Das Landgericht hat der Klägerin Schmerzensgeld und weiteren Schadensersatz nicht zugesprochen. Ein verschuldensunabhängiger Anspruch aus Art. 21 i. V. m. Art. 17 des Montrealer Übereinkommens (MÜ) scheitere an dem Mitverschulden der Klägerin, das das Gericht mit 100 % angesetzt hat.

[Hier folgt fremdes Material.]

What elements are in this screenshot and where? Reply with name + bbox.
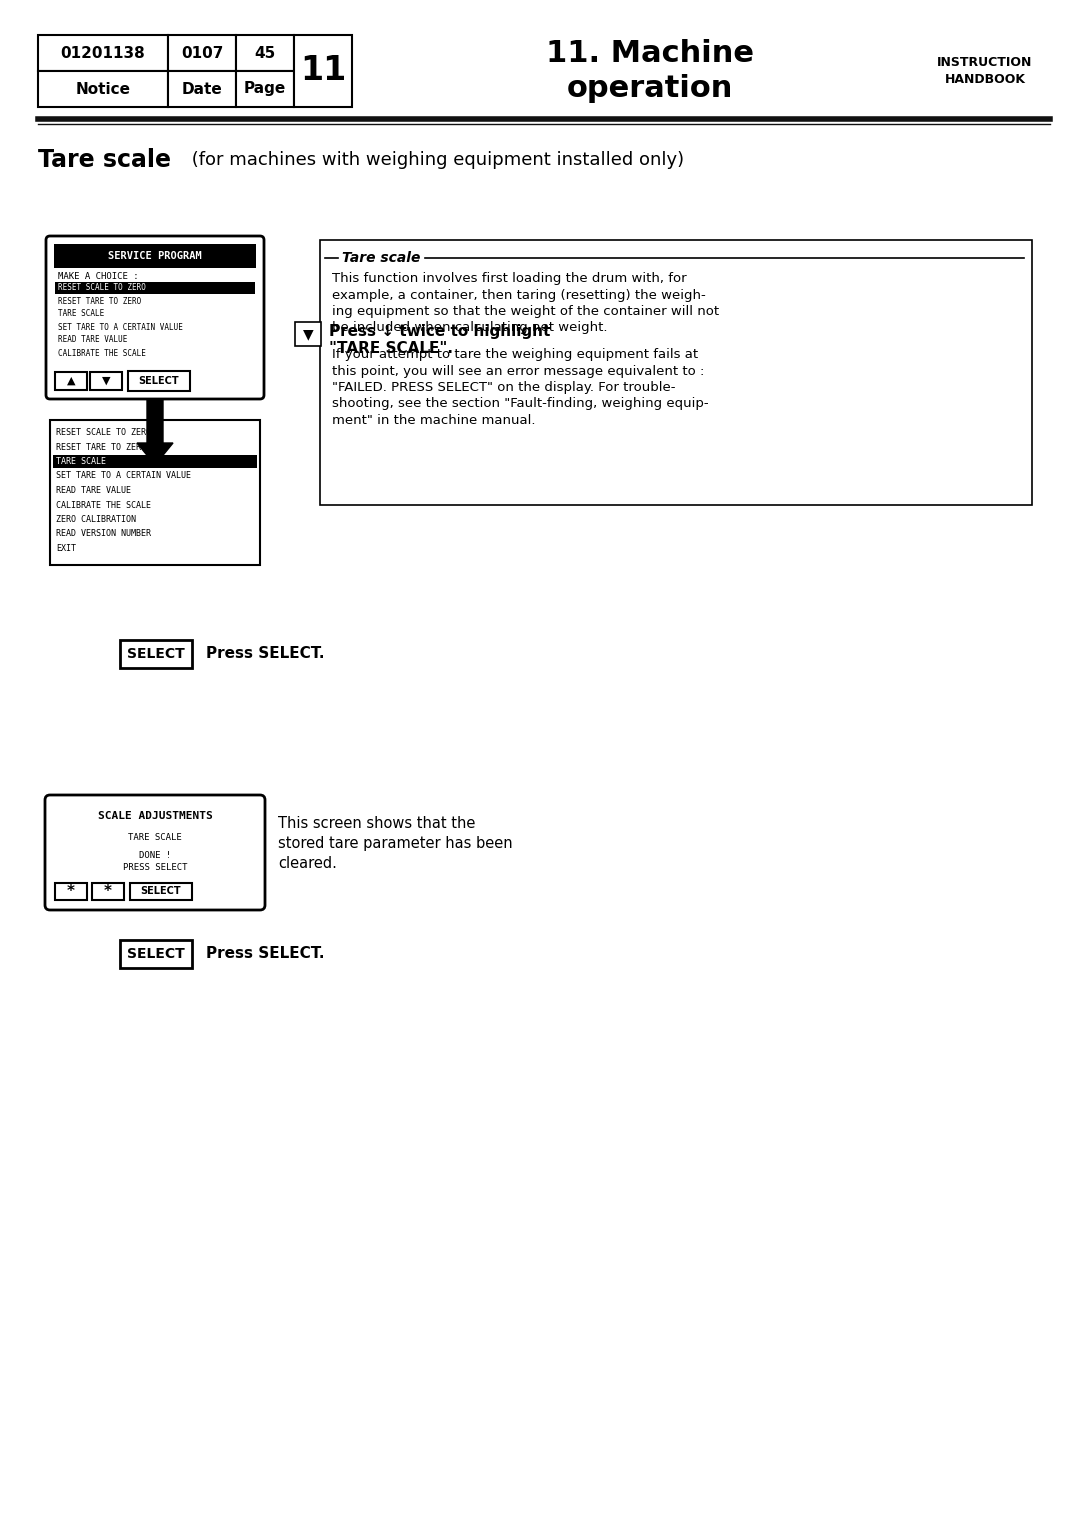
Text: ▲: ▲ <box>67 376 76 387</box>
Bar <box>92 883 124 900</box>
Bar <box>168 35 237 70</box>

Nach dem maßgeblichen Art. 20 MÜ reicht ein sog. „Verschulden gegen sich selbst“, also wenn ein Geschädigter unter Verstoß gegen Treu und Glauben diejenigen zumutbaren Maßnahmen unterlässt, die ein vernünftiger, wirtschaftlich denkender Mensch nach Lage der Dinge ergreifen würde, um Schaden von sich abzuwenden oder zu mindern. Dabei ging das Gericht davon aus, dass die Klägerin die Suppe in einer stark zurückgeneigten Position verzehren wollte. Anders seien die Verbrennungen und deren Lokalisation auf dem Ausschnitt der Klägerin nicht zu erklären. Hätte die Klägerin aufrecht gesessen und wäre die Porzellanschale wirklich so brühend heiß gewesen, hätte die Klägerin die Suppe wohl höchstens umgekippt. Es wäre ihr nicht gelungen, die Schale bis zur Brust anzuheben. Jedenfalls hätte die Klägerin die Verpflichtung gehabt, die Temperatur der Schale zuvor zu prüfen, genau wie auch die Temperatur der Suppenflüssigkeit in der Suppenschale. Die Klägerin habe aber vorgetragen, dass sie die Schale in aufrechter Position sitzend in einer Bewegung zum Mund geführt habe, d.h. sie habe die Temperatur der Schale vor dem Anheben gerade nicht geprüft. Hätte sie die Schale vor dem Anfassen geprüft, hätte sie sie erst gar nicht angehoben und die Verletzungen seien vermieden worden.

Die angeblich unzureichende und zögerliche Nachsorge der Verletzungen an Bord habe nicht erkennbar zu einem eigenen Schaden geführt.